4.  Erfolge und Misserfolge von Interventionen streuen innerhalb eines jeden Ansatzes je nach Kontext breit. Deshalb kann die Forschung zwar jeweils besondere Potenziale und Risiken benennen, aber nur in dieser vorsichtigen Form generelle Qualitätsurteile über konkurrierende Konzepte fällen.

5. Zahlen sprechen nicht für sich. Je komplexer die statistischen Verfahren, desto begründungsbedürftiger ist ihre Wahl und desto interpretationsbedürftiger sind ihre Ergebnisse. Sobald es zwei oder mehr Studien gibt, haben wir – wie bei der Alltagserfahrung – oft widersprüchliche Ergebnisse – und damit denselben Interpretationsbedarf, der ebenfalls personabhängig befriedigt wird.

6. Die Stärken von Großstudien mit standardisierten Instrumenten sind zugleich ihre Schwächen: Sie können nur wenige Faktoren erfassen, die Kategorien der Untersuchungen sind notwendig abstrakt und individuelle Bedeutungen gehen verloren.

7. Wahrscheinlichkeitsaussagen, die aus der die Untersuchung großer Populationen gewonnen werden, eignen sich nur sehr eingeschränkt für die Evaluation einzelner Schulen, Lehrer/innen oder Schüler/innen. Forschung muss sich auf unterschiedliche Zielgruppen einstellen: Politik und Verwaltung sind primär an Häufigkeiten und Durchschnitten interessiert, Lehrer/innen und Eltern an Besonderheiten und Streuungen.

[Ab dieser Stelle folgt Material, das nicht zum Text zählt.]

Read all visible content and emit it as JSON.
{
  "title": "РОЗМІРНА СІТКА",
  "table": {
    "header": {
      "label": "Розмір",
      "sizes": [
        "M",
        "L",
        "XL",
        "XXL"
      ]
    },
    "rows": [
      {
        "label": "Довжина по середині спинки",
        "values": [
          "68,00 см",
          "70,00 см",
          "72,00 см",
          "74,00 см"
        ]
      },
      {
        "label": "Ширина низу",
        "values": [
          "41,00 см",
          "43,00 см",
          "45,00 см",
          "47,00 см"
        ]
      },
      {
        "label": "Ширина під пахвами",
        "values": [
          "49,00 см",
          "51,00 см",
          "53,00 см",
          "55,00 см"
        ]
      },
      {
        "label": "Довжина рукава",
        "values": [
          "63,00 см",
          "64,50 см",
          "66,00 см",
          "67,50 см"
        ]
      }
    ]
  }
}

8. Anders als im Verhältnis von Physik und Bautechnik lassen sich Allgemeinaussagen in der Pädagogik nicht einfach »anwenden«. Sie müssen kontextbezogen interpretiert werden. Insofern kann „Evidenzbasierung“ Subjektivität nicht ausschalten.

9. Die sozialen Kontexte und die politischen Implikationen von Evaluation werden nicht zureichend reflektiert. Technisch-methodisch wird in der heutigen Bildungsforschung auf einem sehr viel höheren Niveau gearbeitet und diskutiert als im Blick auf ihre Rolle in der Gesellschaft und gegenüber der Praxis.

10. Evaluation als Blick von außen ist wichtig, um scheinbare Selbstverständlichkeiten in der Praxis infrage zu stellen – „von außen“ heißt aber nicht zwingend »von oben«. Dialog und Unterstützung statt Autoritätsanspruch und Vorschrift – nur so wird Evaluation im Bildungswesen produktiv. Die besondere Kompetenz von Praktiker/inne/n anzuerkennen bedeutet: Man kann nicht für sie Fortbildung zum Verständnis empirischer Methoden fordern, wenn man nicht auch von die Wissenschaftler/innen verlangt zu lernen, was es heißt, unter besonderen Bedingungen und unter Zeitdruck Fallentscheidungen zu fällen.